Escaping The Tar Pit: Introducing Skunk v0.3.2 at RubyConf 2019
This year I had the honor to speak at RubyConf in Nashville.
It was my second time attending the conference and first time as a speaker. I
talked about skunk
, a gem to calculate the SkunkScore
of a module or set of modules.
Since its inception, skunk
has changed quite a bit based on real usage in
our productized service for Rails upgrades . As a matter
of fact, the night before my talk I realized there was a BIG error in our
formula.
Here is a description of the problem and solution.
I was doing some tests the night before my talk and noticed unexpected results using Skunk version 0.3.0 . In my example, I wanted to show that simplifying a messy piece of code should show me an improvement in the skunk score average.
The problem was that as much as I improved the code, the skunk score average would only go up. This meant that the metric was lying to me. (And I was like WTF?!?!)
This is the project that I used for my example: https://github.com/fastruby/gggiiifff.com . It is an open source Roda application that basically consumes the Giphy API to find the gifs you are looking for.
When I ran skunk
on this project, I got this summary:
SkunkScore Total: 0.71
Modules Analysed: 6
SkunkScore Average: 0.11833333333333333
Worst SkunkScore: 0.71 (models/query.rb)
In my test, I was trying to reduce complexity for the most complicated file
(models/query.rb
) by removing code from that file (yes, I know that if I remove these
lines the application stops working, but it was a change to prove a concept)
In theory, removing methods from a module will improve its skunk score because then we have less code to maintain. (read more here to know how it works)

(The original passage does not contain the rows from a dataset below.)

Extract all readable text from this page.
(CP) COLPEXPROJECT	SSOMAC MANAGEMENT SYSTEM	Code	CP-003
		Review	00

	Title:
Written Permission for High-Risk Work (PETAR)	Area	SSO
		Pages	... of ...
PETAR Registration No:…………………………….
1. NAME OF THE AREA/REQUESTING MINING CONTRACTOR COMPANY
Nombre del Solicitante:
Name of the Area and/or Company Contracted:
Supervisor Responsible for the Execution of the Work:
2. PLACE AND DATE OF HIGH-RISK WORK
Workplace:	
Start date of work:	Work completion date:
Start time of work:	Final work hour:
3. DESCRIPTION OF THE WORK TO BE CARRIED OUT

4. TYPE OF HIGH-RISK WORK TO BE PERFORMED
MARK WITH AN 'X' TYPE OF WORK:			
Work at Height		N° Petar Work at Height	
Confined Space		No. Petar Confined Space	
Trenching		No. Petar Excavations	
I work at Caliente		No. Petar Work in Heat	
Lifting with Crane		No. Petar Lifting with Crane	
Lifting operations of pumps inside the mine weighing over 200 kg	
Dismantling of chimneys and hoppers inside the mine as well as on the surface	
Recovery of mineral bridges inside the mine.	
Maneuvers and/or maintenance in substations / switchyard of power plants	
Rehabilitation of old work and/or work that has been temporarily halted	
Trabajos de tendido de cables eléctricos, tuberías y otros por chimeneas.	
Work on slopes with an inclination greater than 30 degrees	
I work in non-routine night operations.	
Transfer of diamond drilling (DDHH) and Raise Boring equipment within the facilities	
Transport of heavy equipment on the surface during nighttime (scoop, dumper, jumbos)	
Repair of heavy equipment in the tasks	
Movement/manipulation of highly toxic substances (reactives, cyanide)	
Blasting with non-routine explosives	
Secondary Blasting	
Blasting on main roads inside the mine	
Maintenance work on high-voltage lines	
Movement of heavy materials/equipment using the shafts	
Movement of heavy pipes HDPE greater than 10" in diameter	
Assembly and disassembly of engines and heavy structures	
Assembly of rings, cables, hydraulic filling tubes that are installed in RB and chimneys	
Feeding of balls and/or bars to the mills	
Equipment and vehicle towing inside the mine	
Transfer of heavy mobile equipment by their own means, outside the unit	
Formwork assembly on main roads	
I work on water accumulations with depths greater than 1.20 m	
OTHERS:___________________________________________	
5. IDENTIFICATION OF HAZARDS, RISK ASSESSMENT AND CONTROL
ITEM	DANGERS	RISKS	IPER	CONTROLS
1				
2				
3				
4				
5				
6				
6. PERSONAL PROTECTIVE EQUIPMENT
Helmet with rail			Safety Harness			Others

In practice, I was seeing the SkunkScore get worse with every git commit
:
Base branch (master) average skunk score: 62.771
Feature branch (skunk-v-0-3-0) average skunk score: 62.791
Score: 62.79
The formula for AnalysedModule#skunk_score
in Skunk v0.3.0
looks like this:
def skunk_score
return churn_times_cost.round(2) if coverage == PERFECT_COVERAGE
(churn_times_cost * (PERFECT_COVERAGE - coverage.to_i)).round(2)
end
# @return [Integer]
def churn_times_cost
safe_churn = churn.positive? ? churn : 1
@churn_times_cost ||= safe_churn * cost
end
The problem with this is that churn
should not be considered when you are trying
to improve the skunk score, because churn
has too much weight when calculating
the skunk score. If we were to include churn
in the formula, we should make
that value weigh less.
One Example: Reducing Complexity
It might be easier to see this with an example. Let’s say that we have a module with a cost of 1000 and code coverage at 50%. Let’s say that we make 7 changes to the module and we reduce the cost by 100 each time.
This is what the skunk_score
over time looks like:
Every change that you make, reducing the cost by 100, is actually making the skunk score worse.
So, the night before my RubyConf talk, I decided it
would be best to remove churn
from the skunk score formula.
This is what AnalysedModule#skunk_score
looks like in Skunk v0.3.1 :
def skunk_score
return cost.round(2) if coverage == PERFECT_COVERAGE
(cost * (PERFECT_COVERAGE - coverage.to_i)).round(2)
end
It is pretty straight-forward: There is only one penalty factor which is relative to the lack of code coverage in the module.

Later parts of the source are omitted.